I see no computational requirement for a Scheme vector beyond a vector of locations, which is the current Scheme vector. Pedagogically I would introduce the vector as a close relative to the cell.

There may however be a reason for sharing vectors between procedures that should be unable to communicate via the locations within a vector. I address this issue in a not so orthogonal proposal to add sensory access to Scheme.

Ramifications

Alas deleting the conceptual step between an identifier and the value it stands for does not speed up the real system, unless the real system was indeed naïve. It does simplify by not requiring variables to have tentative memory locations allocated to them. A compiler knows sooner that the value of an identifier is constant thruout the lifetime of an environment.

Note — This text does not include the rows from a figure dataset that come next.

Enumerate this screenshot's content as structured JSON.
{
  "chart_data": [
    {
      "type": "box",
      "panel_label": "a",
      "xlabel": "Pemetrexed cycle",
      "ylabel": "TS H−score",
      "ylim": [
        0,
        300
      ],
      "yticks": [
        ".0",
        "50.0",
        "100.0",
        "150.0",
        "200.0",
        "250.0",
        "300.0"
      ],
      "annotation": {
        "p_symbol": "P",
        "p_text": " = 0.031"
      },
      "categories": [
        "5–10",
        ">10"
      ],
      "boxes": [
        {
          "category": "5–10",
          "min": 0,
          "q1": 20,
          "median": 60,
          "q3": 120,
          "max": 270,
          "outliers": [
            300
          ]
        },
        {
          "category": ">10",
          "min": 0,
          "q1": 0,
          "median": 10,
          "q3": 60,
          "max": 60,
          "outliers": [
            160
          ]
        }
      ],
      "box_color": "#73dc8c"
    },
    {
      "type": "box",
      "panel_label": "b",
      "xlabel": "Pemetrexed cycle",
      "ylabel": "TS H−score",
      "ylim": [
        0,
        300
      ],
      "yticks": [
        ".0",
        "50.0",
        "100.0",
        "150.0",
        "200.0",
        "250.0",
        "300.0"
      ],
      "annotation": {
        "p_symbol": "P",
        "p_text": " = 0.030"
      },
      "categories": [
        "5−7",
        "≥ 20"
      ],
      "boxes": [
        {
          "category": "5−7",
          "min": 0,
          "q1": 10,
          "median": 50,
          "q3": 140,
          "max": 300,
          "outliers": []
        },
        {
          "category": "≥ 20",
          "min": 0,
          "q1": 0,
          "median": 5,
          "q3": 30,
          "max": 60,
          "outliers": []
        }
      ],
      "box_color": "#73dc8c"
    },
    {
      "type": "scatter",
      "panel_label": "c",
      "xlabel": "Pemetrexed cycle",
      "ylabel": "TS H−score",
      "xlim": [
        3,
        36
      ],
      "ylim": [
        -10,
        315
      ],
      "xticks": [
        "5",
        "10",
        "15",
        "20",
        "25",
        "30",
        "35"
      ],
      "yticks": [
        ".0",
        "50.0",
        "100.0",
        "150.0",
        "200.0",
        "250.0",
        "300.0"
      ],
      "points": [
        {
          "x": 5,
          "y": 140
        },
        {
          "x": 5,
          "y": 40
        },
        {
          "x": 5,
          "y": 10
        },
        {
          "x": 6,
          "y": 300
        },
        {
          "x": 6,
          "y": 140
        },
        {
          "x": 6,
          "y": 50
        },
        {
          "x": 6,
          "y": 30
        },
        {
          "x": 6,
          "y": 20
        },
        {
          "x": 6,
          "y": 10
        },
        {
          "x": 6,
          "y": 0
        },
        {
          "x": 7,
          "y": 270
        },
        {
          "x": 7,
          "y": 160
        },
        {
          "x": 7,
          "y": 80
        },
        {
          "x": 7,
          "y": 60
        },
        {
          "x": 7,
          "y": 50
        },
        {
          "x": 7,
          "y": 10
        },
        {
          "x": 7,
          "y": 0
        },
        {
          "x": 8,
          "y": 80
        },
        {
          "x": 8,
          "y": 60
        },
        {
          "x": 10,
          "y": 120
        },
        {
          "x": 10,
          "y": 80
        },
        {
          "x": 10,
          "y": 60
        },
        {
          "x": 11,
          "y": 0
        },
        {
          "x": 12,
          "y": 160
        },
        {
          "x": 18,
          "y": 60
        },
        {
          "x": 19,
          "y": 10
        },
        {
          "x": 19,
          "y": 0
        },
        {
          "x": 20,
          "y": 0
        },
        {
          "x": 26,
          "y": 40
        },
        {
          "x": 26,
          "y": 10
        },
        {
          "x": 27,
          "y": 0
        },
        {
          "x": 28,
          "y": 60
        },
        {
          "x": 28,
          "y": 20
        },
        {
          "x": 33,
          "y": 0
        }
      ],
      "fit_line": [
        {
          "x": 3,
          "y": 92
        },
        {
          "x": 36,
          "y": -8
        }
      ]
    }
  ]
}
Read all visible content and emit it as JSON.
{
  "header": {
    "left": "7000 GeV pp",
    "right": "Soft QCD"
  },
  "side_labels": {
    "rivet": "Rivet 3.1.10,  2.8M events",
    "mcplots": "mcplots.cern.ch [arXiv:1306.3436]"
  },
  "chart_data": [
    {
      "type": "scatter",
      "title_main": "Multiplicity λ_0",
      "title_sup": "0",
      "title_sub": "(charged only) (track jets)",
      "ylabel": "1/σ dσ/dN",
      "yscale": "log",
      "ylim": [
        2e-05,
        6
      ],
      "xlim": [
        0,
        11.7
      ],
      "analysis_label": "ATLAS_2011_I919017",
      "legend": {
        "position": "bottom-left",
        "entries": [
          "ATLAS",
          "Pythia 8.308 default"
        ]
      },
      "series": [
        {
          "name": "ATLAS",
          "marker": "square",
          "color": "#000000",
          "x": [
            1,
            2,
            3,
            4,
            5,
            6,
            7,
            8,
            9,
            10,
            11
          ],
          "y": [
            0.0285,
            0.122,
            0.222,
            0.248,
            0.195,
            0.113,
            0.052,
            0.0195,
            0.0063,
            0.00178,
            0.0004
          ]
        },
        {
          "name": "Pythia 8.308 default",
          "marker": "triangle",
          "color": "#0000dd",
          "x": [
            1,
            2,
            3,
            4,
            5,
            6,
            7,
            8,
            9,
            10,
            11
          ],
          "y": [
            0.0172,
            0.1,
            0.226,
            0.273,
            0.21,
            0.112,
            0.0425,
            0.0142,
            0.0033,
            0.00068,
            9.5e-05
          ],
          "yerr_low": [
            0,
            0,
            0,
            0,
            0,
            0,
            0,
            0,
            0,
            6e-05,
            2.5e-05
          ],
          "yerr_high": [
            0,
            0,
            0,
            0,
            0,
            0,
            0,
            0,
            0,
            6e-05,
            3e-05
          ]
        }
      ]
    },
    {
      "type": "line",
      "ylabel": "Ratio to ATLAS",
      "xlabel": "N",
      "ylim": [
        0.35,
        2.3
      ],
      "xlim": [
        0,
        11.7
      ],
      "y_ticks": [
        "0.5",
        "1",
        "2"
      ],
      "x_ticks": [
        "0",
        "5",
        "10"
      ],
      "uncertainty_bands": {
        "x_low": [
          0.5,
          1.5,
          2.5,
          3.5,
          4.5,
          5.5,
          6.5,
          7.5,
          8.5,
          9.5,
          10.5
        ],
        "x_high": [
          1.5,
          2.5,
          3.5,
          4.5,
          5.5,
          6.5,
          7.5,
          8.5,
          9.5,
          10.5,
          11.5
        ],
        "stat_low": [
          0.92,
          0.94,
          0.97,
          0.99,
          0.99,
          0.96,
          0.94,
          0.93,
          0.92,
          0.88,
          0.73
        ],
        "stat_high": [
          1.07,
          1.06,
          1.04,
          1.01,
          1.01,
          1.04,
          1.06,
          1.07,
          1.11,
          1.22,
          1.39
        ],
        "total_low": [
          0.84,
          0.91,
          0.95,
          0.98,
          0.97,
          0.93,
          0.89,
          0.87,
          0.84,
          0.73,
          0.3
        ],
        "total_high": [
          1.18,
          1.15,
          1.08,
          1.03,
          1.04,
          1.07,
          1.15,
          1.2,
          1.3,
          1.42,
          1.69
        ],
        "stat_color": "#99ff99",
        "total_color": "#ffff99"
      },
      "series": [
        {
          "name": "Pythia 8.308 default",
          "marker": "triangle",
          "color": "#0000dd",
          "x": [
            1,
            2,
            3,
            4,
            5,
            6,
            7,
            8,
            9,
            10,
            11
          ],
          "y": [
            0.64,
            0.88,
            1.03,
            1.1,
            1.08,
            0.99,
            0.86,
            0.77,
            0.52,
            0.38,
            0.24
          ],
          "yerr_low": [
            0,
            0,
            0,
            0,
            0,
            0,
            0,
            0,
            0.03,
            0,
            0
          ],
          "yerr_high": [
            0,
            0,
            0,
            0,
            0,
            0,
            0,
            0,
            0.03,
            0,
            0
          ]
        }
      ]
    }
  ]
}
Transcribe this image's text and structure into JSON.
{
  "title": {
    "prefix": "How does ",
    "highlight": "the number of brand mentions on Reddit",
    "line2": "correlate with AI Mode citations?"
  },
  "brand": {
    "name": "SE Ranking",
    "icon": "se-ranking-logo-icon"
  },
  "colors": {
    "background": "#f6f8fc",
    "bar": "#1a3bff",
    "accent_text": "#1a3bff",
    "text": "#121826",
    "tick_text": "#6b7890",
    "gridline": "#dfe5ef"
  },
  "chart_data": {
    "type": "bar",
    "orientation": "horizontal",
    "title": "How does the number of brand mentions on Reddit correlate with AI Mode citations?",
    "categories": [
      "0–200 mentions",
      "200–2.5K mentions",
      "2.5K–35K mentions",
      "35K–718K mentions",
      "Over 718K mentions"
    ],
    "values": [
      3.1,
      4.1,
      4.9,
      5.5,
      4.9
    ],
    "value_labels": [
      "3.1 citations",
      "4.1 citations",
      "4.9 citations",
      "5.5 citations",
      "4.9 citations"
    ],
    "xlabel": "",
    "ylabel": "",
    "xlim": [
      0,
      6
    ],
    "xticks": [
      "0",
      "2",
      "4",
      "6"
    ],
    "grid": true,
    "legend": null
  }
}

I presume that the top level environment would be immutable. Much grief stems from trying to provide the correct side effects for: (set! car cdr). Doing it correctly produces even more grief! If I understand correctly some (most?) Scheme implementations run slower due to the requirement to constantly monitor the meaning of car. I know no reason why it is good that the meaning of car can change half way thru evaluating some unrelated expression, except for remaining faithful the semantics of variables. Each separate yield of the Scheme Factory must have its own copy of locations holding all the Standard Procedures, lest instances gossip among themselves. The solution is to banish the variables, except in those few cases where they are needed.

Similar Work

Darius Bacon tells me of a variant of this idea was done at JPL by Ed Gamble.